Главная подруга закатила глаза, будто в старомодных мемах.
- В школе меня тянуло на веселье и отношения, а мама говорила, что пока не получишь образование, всё это не нужно. Не хотела её подвести. А теперь, когда получила диплом, она упрекает меня в том, что ни с кем не встречаюсь.
- Ну, может, проще кого-то поискать.
- И тогда ей ещё что-то понадобиться. И снова буду виноватой, хотя делала всё для неё.
Несколько секунд неловкого молчания.
- Вырастешь поймёшь, что женщинам, на самом деле, не до мужчин. Вначале ты должна быть нужна себе, потом оправдать родительские ожидания, потом дети, а мужчина где-то на задворках, если до него вообще дойдёт время. Он может появится в моей жизни и так же легко уберётся обратно, ведь мне не до него.
Олегу будто дали пощёчину, хотя говорили совсем не о нём. Так вот, кто он для женщин. Не нужен ни Анжеле, ни Лене, вообще никому. Многие люди в отношениях фоном ощущают свою ненужность, и вот в разговоре незнакомых людей это выяснилось.
Сильным женщинам, которые ему нравились, он был ненужным. Да, были вспомогательные подруги, но и для них свои отношения были декорациями, они всегда кому-то завидовали. Олег не мог уступать, ему необходимо было быть главным.
Он не ожидал, что озарение настигнет его в такой буржуазной обстановке. Тем не менее, это пощёчина была не только неприятной, но и прояснила важные вещи. Он примерно понимал, что ему делать.

В самом дорогом номере отеля Олег со стопкой бумаг смотрел на камин. Номер был громоздким в своей тяге к роскоши. Он будто был создан не для того, чтобы в нём переночевать, а чтобы водить туда экскурсии для бедных друзей.
Всё это было неважно. Олег с печальной усмешкой смотрел на листы бумаги, исписанные неровным почерком. Обычно с ними вели себя бережно, хотя и не без некоторого творческого разгильдяйства. Так начинающие авторы, у которых уже что-то подкопилось, пытаются вести свой архив. Вроде бы и аккуратно, но всегда что теряется, путается, мнётся.
За этими листами время ускользало. Можно сказать, что это были лучшие мгновения его жизни. Олег мельком читал старые строчки, не вдаваясь в содержания, а будто улавливая аромат той атмосферы. На страницах толпились герои фэнтези, фантастики и неопределённых жанров. Большинство из них ожидали, когда автор завершит их историю.
Это всё была стандартная творческая история. Олег искал свой стиль, даже не предполагал, что может это опубликовать. В отличие от статей, литература не поддавалась ему. И, не смотря от этого, он кайфовал от своих неумелых рассказов. Он даже хотел показать их Лене, чтобы вместе по-доброму над ними посмеяться.
А вот и зарисовка об острове, который по легенде был плавучим. Олегу, как и любому другому юному максималисту хотелось выдумать свою утопию, которую можно будет противопоставить всему миру. А по итогу это классический райский остров с туристической рекламы. Не особо оригинально.
Счастье было тогда, но он, возможно, тогда этого не понимал. Счастье могло быть и сейчас, но ему этого было мало. Олег не верил, что он был создан для того, чтобы быть провинциальным журналистом и непризнанным автором. За короткое время он перерос главреда. И ему казалось, что он понял секрет этой игры.

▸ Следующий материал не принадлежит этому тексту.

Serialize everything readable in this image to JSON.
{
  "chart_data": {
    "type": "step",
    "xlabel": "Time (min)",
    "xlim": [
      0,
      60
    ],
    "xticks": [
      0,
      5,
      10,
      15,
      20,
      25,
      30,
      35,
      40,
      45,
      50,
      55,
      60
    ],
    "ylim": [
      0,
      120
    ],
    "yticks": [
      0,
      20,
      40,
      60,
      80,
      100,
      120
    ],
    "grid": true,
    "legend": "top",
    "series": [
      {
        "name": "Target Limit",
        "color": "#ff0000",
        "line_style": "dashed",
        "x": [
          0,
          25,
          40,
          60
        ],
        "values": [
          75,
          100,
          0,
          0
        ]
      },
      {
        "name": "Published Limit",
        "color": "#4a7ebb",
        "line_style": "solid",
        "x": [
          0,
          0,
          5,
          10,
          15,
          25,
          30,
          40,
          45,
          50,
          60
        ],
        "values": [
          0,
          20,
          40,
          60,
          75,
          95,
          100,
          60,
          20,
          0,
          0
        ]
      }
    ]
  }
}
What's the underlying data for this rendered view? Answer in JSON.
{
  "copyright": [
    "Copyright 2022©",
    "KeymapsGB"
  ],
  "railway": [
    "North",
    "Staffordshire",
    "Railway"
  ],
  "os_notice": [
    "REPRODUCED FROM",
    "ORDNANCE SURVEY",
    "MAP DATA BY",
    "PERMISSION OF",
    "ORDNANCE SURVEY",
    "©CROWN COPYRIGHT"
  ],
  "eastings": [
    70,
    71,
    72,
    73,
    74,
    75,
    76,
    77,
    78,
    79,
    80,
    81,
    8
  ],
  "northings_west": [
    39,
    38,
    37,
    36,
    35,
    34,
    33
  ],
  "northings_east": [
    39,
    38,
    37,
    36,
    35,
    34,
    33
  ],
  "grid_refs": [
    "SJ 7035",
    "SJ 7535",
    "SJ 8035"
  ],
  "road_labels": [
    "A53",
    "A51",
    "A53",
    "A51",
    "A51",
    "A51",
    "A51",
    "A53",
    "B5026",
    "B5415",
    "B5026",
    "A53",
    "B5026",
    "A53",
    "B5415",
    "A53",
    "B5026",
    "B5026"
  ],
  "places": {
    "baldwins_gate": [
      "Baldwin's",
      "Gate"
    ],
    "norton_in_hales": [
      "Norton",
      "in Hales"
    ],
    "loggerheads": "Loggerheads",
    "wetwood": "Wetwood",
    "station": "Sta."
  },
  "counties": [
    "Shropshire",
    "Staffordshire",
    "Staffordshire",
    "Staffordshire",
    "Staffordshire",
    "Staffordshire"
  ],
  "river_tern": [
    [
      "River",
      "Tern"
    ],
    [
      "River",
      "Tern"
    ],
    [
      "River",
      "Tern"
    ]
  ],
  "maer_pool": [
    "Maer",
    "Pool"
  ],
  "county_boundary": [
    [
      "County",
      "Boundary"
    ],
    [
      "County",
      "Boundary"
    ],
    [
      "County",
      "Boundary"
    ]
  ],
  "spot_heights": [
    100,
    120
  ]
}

Мотивационные книги завуалированно говорят о победе над ленью, прагматичности, переработках, зоне комфорта, уступках. Если коротко, это убить в себе всё человеческое. Во многих историях успеха была эта аморальность, без которой бы люди так бы и остались на середине пути. Да, это тот самый иксфактор, который не позволяет умным трудолюбивым талантливым людям оказаться наверху. Этот секрет приблизительно знают все, но для себя выбирают относительную принципиальность, значит, дорогу неудачника.

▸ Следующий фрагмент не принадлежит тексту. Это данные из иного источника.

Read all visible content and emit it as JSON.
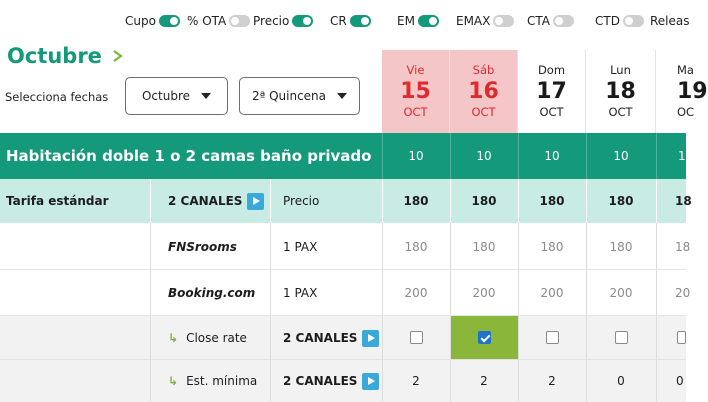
{
  "toggles": [
    {
      "label": "Cupo",
      "on": true
    },
    {
      "label": "% OTA",
      "on": false
    },
    {
      "label": "Precio",
      "on": true
    },
    {
      "label": "CR",
      "on": true
    },
    {
      "label": "EM",
      "on": true
    },
    {
      "label": "EMAX",
      "on": false
    },
    {
      "label": "CTA",
      "on": false
    },
    {
      "label": "CTD",
      "on": false
    },
    {
      "label": "Releas",
      "on": null
    }
  ],
  "header": {
    "month": "Octubre",
    "select_label": "Selecciona fechas",
    "month_dropdown": "Octubre",
    "period_dropdown": "2ª Quincena"
  },
  "days": [
    {
      "name": "Vie",
      "num": "15",
      "month": "OCT",
      "weekend": true
    },
    {
      "name": "Sáb",
      "num": "16",
      "month": "OCT",
      "weekend": true
    },
    {
      "name": "Dom",
      "num": "17",
      "month": "OCT",
      "weekend": false
    },
    {
      "name": "Lun",
      "num": "18",
      "month": "OCT",
      "weekend": false
    },
    {
      "name": "Ma",
      "num": "19",
      "month": "OC",
      "weekend": false
    }
  ],
  "room": {
    "title": "Habitación doble 1 o 2 camas baño privado",
    "availability": [
      "10",
      "10",
      "10",
      "10",
      "1"
    ]
  },
  "rate": {
    "name": "Tarifa estándar",
    "channels": "2 CANALES",
    "type": "Precio",
    "values": [
      "180",
      "180",
      "180",
      "180",
      "18"
    ]
  },
  "otas": [
    {
      "name": "FNSrooms",
      "pax": "1 PAX",
      "values": [
        "180",
        "180",
        "180",
        "180",
        "18"
      ]
    },
    {
      "name": "Booking.com",
      "pax": "1 PAX",
      "values": [
        "200",
        "200",
        "200",
        "200",
        "20"
      ]
    }
  ],
  "close_rate": {
    "label": "Close rate",
    "channels": "2 CANALES",
    "checked": [
      false,
      true,
      false,
      false,
      false
    ]
  },
  "min_stay": {
    "label": "Est. mínima",
    "channels": "2 CANALES",
    "values": [
      "2",
      "2",
      "2",
      "0",
      "0"
    ]
  },
  "colors": {
    "accent": "#14997a",
    "weekend_bg": "#f4c6c8",
    "weekend_text": "#df2a2f",
    "rate_bg": "#c8ebe3",
    "checked_cell": "#8ab73a"
  }
}
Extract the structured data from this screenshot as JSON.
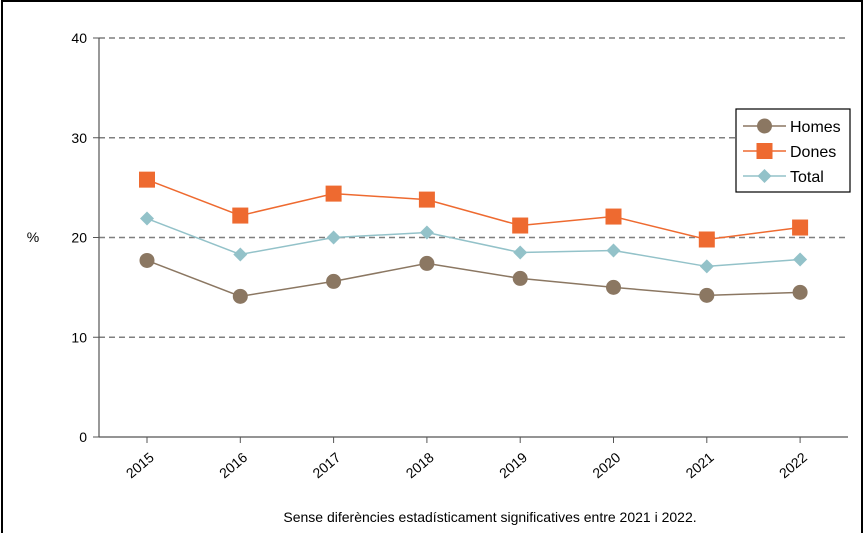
{
  "chart_data": {
    "type": "line",
    "categories": [
      "2015",
      "2016",
      "2017",
      "2018",
      "2019",
      "2020",
      "2021",
      "2022"
    ],
    "ylabel": "%",
    "ylim": [
      0,
      40
    ],
    "yticks": [
      0,
      10,
      20,
      30,
      40
    ],
    "grid": true,
    "legend_position": "top-right",
    "footnote": "Sense diferències estadísticament  significatives entre 2021 i 2022.",
    "series": [
      {
        "name": "Homes",
        "marker": "circle",
        "color": "#8b7762",
        "values": [
          17.7,
          14.1,
          15.6,
          17.4,
          15.9,
          15.0,
          14.2,
          14.5
        ]
      },
      {
        "name": "Dones",
        "marker": "square",
        "color": "#ee6a30",
        "values": [
          25.8,
          22.2,
          24.4,
          23.8,
          21.2,
          22.1,
          19.8,
          21.0
        ]
      },
      {
        "name": "Total",
        "marker": "diamond",
        "color": "#93c2c9",
        "values": [
          21.9,
          18.3,
          20.0,
          20.5,
          18.5,
          18.7,
          17.1,
          17.8
        ]
      }
    ]
  }
}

Олег был готов пойти на это. И, чтобы не быть журнашлюшкой, он бы построил самый дорогой медиа бордель, и за счёт этого бы стал управлять бывшими покупателями. Если до этого его интересовали деньги и отдалённо власть, то теперь власть была в приоритете, а деньги просто способом её достижения. Наконец-то время, когда информация управляет политикой, и тот, кто первым эти воспользуется, будет править всеми. Этому остатки привязанностей совсем не помогут.
Олег подкинул несколько листов, будто поленья, в камин. Огонь безразлично жевал страницы, и автор почти так же равнодушно смотрел на это. Ну, вот и конец всех его историй.

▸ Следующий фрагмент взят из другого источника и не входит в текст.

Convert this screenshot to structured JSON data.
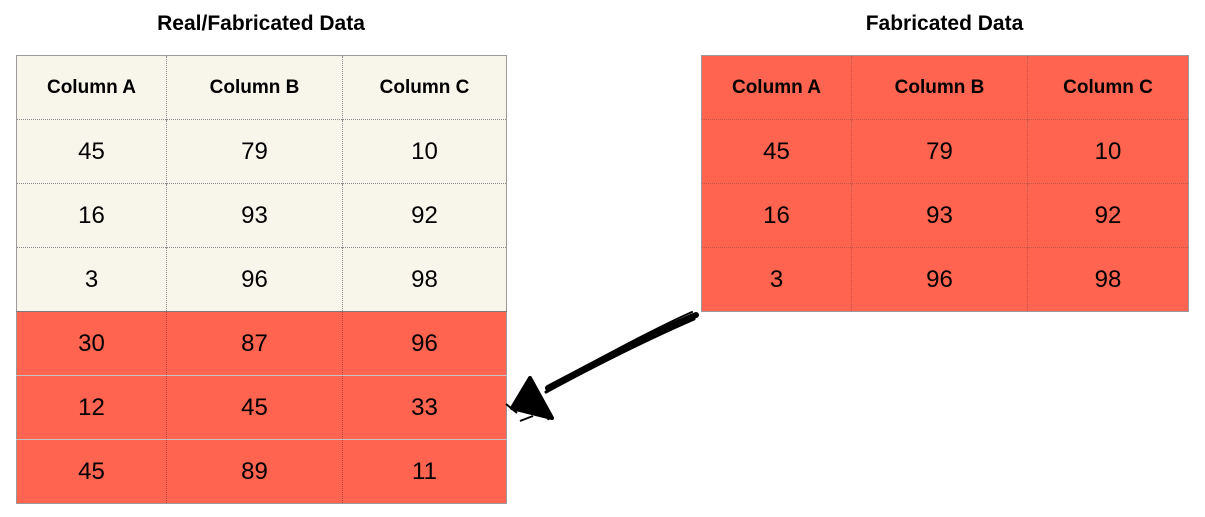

Это было ещё не всё. Олег достал зеркало, электробритву и начал сбривать волосы. Он хотел попробовать не только маленький ирокез, за который его стебали, но причёску металлистов, дреды, разные цвета. Но сейчас не до этого. Надо было оставить неформальное прошлое и идти на практике нагибать систему.
Это были непростые решения, но он чувствовал облегчение из-за того, что не стал затягивать, а воплотил их. Независимым журналистом можно быть, но это будет только тот, кто продасться дороже всех и будет скупать остальных. В камине догорали не только его листы, но и те представления, которые могли помешать этому плану.
Такие амбиции будоражили его самого. Жалеть о прошлом было просто некогда. Если надо, то он потом себе купит этот райский остров.

Эта история могла бы продолжаться до бесконечности, только нет особого смысла. Герой кристаллизовался, и все последующие события разворачивались уже вокруг человека, не меняющегося на протяжении долгих лет.  После расставания с Леной он ничего не принимал близко к сердцу, и поэтому ловко обходил всех, у кого были зачатки совести.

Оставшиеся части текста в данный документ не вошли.